Do you remember those days when you were a kid and got all excited when you heard it was going to snow and you stayed up at night checking the window every 5 minutes with the hope that it had accumulated enough to cancel school the following day? Ok, that wasn't my childhood either! While I was in Liberia, snow just didn't exist. When I moved to the U.S., I went to boarding school and only the worst of the worst snow storms could prevent enough day-students from coming to school and even then we still had to attend study hall* at night!
I thought I would finally get a break when I moved to that snowy state of Massachusetts for college, but to my sad dismay, it turned out that New Englanders are pretty attached to their snow plows and seem to have centuries worth of experience in crushing the hopes of little college kids by plowing away the snow before it could even land!
Now rainy season in Sudan, with weeks of rained-out activities, would probably seem like the ultimate 'snow day' for the northern hemisphere kid, but let me tell you, it soooo is NOT!
I'm in Kapoeta and I was technically suppose to head to Juba tomorrow, spend a few days tying up any loose ends and then head out to Nairobi over the weekend.

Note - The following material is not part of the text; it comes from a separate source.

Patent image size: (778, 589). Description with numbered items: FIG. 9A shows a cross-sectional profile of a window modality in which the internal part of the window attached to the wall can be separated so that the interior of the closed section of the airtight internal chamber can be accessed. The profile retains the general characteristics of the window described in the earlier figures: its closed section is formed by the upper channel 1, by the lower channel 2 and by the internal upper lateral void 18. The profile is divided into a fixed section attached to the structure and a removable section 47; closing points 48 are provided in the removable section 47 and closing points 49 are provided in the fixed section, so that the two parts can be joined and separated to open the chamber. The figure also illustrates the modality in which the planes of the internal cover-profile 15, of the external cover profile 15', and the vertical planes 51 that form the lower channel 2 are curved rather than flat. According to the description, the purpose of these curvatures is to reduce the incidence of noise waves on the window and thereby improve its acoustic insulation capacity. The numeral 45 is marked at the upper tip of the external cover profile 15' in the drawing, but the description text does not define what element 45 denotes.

But really, Sudan specializes in 'deferred plans' and this case is no different! This morning, I woke up to the darkest clouds so close above me, I swear I could reach up and just shake the rain out! I tried to rush the group out the door with the unrealistic hope that we would actually make the 4 hour road trip, do some work in the field and be nice and cozy in our tukuls before the skies open up. WRONG! I had a good 30 minutes before torrential rains began and have lasted all day. Now, my plan to happily jump on a plane back to Juba are replaced with that day trip to the field and a long trip the following day by road to Juba.

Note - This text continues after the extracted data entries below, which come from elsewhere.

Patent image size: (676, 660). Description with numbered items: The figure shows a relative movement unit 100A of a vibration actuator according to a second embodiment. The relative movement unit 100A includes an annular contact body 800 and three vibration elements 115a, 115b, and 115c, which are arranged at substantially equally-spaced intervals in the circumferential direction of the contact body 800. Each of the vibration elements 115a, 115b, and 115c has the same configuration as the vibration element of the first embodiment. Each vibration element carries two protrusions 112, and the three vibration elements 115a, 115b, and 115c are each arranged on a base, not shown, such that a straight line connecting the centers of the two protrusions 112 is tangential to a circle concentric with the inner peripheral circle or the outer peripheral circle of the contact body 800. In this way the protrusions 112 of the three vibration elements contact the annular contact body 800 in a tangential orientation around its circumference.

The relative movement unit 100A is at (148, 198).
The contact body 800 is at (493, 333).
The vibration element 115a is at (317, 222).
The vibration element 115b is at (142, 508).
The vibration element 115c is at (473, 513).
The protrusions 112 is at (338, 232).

But, in an endless effort to go against my nature and see the glass as half-full, I've found several silver linings to this scenario:
1) I'll be able to see my friend Mio before we both leave Sudan. With most people I know here, even the time to share a glass of wine is precious because we move around so much (not to mention the fact that wine has to be imported from either Juba or Loki). So Mio just got back from her break yesterday and should the rain gods corporate, tomorrow will be the first time we've seen each other in about 5 weeks!
2) More time with Somehow who was so cute today as he tried (and succeeded) in climbing unto my lap and curling up!
3) A road trip to Juba also means that I get to make an important stop in Torit to pay a vendor which I'm sure will make his day.
Anyway...fingers (and toes) crossed for blue skies for tomorrow!
* required 2 hours of studying or more likely, plotting your escape to the woods at night for mere smokes, shits and giggles! - (P.S. It wasn't me mom, it was THEM!)